This editorial will appear in tomorrow’s print edition.
If one of the chief purposes of an Islamic center by Ground Zero was to promote interfaith understanding, its chief backer – Imam Feisal Abdul Rauf – might want to think about building it elsewhere.
But if the Cordoba House will be about making a defiant assertion of Muslim identity and constitutional rights, the location near the fallen World Trade Center will do just fine. Whatever Rauf originally had in mind, and whoever’s to blame, that site has become an incitement to Islamophobia, and the public now sees it as a stick in the eye.
Much as he’s been maligned for defending the project, President Obama actually got things right two weeks ago – if you combine both his original statement and the half-step back he quickly took.

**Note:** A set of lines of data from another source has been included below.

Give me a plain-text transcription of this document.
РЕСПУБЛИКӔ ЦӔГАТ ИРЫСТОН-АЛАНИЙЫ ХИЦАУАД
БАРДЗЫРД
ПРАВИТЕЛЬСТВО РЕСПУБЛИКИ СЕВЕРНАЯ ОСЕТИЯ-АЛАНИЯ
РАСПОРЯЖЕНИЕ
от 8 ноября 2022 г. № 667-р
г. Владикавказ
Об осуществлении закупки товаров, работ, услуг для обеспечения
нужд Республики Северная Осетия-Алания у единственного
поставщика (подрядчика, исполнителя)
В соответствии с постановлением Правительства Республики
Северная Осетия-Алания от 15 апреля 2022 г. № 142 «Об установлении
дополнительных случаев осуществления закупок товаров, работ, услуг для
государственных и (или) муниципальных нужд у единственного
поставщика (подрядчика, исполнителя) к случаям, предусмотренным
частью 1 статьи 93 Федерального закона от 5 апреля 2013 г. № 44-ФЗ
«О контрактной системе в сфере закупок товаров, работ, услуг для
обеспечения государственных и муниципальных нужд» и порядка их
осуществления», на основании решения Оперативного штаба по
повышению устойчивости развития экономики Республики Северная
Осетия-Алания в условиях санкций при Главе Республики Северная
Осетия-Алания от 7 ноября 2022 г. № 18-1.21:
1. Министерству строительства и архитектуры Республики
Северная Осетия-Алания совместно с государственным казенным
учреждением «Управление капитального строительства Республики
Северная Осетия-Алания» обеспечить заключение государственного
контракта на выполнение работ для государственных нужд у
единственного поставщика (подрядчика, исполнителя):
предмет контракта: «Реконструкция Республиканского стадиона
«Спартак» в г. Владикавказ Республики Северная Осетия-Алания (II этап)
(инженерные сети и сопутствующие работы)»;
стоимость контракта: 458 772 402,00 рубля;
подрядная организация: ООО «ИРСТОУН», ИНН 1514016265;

As he said initially, Muslims have the same right as other Americans to “not be treated differently by their government.” Next day, he said he was talking about constitutional freedoms, not the “wisdom” of the project.
No one was questioning either the wisdom or foolishness of the Cordoba House until recently, when the usual crew of mega-mouthed media rabble-rousers – thank you, Fox News – began whipping up a furor about it. It might otherwise have quietly been built, opened and absorbed by the commercial din and ethnic cacophony of Lower Manhattan.
That possibility is long gone. The project has since become an epicenter of anti-Muslim sentiment, which has rippled out to other mosque projects elsewhere in the country. The Washington Post reported Monday, for example, that citizens in Murfreesboro, Tenn., are protesting plans for an Islamic center there with such signs as “Keep Tennessee Terror Free.”